我有一个相恋十五年的同性恋人,他是傅霆东,今年三十五岁,是一家上市公司老板。现在是19:20,距离华国每天必备的《新闻联播》的结束时间,还差十分钟,那时候傅霆东会离开,因为五分钟前他出去接了个电话,回来后就行色匆匆。
这已经不是第一次,甚至我早已找到规律。
我看着他一脸焦急的样子,渐渐吃不下饭,想起这几天手机上的陌生号码发过来的一些合照,照片上的少年十几岁的样子,一派天真无邪,傅霆东伴他左右,同出同进,两个人行为举止甚是亲密。这是我们在一起这么多年来头一回,头一回出轨,他掩饰的很好,如果没有看到照片我也不会怀疑。
我们在一起十五年,爱情开始疲惫。如果我们有个孩子,爱情将慢慢转化成亲情,生命中的牵绊也会更加牢固,可惜我是个货真价实的男人,傅霆东也是,谁也没办法生个孩子出来。所以,我只能眼睁睁看着我们之间的间隙越来越大,却无能为力。
但不管怎样,现在,此时此刻,他正坐在我对面。我们一起吃着晚饭。顺便留意今天的《新闻联播》,然后抽空聊几句天,这一切我们做得和往常一样,而傅霆东更是看起来气定神闲,看不出一点异样。
“阿东,我们都一个多月没有去妈那了,过两天抽个时间一起去看看妈吧。”扒了一口饭,随便扯了个话题,我对傅霆东说。
他把视线从新闻上转回来,说,“那就后天,后天下午。”
“好,”我随口应着,感觉气氛又有点沉默,拼命运转大脑企图再找个话题好将这一阵尴尬度过去。忽然想到今天看的一个娱乐消息,于是开口,“阮乔明年要开演唱会,我订了两张票,到时候一起去看看吧,我记得你原来还很喜欢他。”
他看了看我,眼神晦暗不明,“你还追星?”
“嗯。”我老老实实点头。
他似乎不放心,又补了一句,“有事多出去走走,别整天闷在家里,还干些小姑娘干的事。”

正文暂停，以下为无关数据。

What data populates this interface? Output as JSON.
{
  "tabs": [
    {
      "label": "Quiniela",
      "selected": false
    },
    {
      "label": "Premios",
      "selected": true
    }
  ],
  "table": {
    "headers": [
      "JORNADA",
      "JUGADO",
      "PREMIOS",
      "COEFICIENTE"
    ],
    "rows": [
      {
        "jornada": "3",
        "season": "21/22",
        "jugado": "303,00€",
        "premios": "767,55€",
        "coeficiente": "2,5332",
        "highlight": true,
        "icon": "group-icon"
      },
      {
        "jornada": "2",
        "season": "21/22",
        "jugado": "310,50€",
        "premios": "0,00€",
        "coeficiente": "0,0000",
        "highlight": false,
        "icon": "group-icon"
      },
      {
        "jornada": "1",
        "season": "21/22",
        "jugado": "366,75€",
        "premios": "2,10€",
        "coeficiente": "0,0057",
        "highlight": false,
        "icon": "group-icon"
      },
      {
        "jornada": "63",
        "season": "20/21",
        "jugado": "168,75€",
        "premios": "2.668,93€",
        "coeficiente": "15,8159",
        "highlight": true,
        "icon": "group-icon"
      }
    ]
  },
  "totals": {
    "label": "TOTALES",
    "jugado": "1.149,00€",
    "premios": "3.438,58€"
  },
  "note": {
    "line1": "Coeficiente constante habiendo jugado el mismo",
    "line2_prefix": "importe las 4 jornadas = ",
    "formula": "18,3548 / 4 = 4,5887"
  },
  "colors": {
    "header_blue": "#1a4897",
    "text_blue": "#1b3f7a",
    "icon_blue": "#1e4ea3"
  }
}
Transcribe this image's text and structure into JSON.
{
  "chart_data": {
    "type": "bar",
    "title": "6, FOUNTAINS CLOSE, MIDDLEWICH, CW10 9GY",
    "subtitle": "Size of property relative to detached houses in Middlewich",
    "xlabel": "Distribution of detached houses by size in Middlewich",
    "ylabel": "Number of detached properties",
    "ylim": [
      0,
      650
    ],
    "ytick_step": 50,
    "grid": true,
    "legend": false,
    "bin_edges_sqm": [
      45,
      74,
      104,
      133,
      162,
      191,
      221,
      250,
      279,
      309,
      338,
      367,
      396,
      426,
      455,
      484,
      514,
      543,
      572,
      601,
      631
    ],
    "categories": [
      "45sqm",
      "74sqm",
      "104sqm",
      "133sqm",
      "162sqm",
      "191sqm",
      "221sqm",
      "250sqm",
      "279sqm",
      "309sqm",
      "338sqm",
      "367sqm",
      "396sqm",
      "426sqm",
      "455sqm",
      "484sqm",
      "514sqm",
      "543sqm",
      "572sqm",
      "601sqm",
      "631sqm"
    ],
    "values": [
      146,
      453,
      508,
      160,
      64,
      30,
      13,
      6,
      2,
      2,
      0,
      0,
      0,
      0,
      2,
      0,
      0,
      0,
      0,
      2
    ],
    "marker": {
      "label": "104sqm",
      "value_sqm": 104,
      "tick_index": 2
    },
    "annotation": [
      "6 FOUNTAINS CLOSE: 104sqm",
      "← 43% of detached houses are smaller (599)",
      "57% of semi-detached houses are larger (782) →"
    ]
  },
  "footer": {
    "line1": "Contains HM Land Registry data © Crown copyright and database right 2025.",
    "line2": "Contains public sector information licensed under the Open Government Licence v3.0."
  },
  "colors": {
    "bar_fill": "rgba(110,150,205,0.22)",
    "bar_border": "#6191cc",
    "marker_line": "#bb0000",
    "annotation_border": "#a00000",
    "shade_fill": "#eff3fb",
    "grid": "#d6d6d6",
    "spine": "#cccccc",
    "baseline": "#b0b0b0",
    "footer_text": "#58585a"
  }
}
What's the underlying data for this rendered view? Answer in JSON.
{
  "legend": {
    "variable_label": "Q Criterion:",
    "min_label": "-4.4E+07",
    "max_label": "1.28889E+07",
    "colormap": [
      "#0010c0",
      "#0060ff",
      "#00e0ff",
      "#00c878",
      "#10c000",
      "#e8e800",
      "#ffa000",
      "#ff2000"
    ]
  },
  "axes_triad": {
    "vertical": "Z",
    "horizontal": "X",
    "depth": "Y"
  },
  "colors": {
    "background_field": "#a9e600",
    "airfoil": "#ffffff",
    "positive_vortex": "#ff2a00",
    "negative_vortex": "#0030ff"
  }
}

“……好。” 这句补刀让我心中郁卒,只能讷讷应声好,也没什么心思去再找什么话题去闲聊了。
…… ……
然后就一起开始了沉默。
诶诶诶,我跟你们说,其实最开始更喜欢阮乔的人其实是傅霆东,我顶多算是路人粉。一直关注了十多年阮乔只能说明我是一个长情的人,另外也是因为这次演唱会非比寻常的优惠,两人订票只花一人份的钱,没有丝毫想借此挽回感情的想法。
[今天的新闻联播已经结束,感谢您的收看。]伴随着主持人的声音,傅霆东把筷子放下,然后开口道,“最近公司比较忙,我必须得出差一周,我现在去收拾东西,你慢慢吃,别操心我了。”
说着,傅霆东放下筷子拿手帕擦擦嘴,就往卧室走。
“什么时候回来?”我也放下筷子跟在他身后,来到卧室。
傅霆东皱皱眉头,这是他惯用思索的表情。 “如果事情解决顺利的话,下周四。”
下周四,现在是周二,这意味着我们要有七天多不能见面。自从他的公司走上正轨以后,他就很少出差,尤其是五年前我出车祸以后。这应该是这五年我们第一次分开这么久,心里难免不舍,也伴着不安,出差?一个人还是和那个男孩?
“阿东,”我喊他。
傅霆东一边打开行李箱往内放衣服一边回头看我,“嗯?干什么?”
看着他眼底的不耐烦,我原本想说的情话咽了下去,转而换上,“那后天还去妈那么?”
“你自己……”傅霆东顿了顿,“等我回来。”
“好。我等你。”我笑着点点头,然后上前帮他收拾东西。
一个周说长不长说短不短,到b市又直接住酒店需要收拾的东西确实不多,没一会,一个满满当当的行李箱就好了。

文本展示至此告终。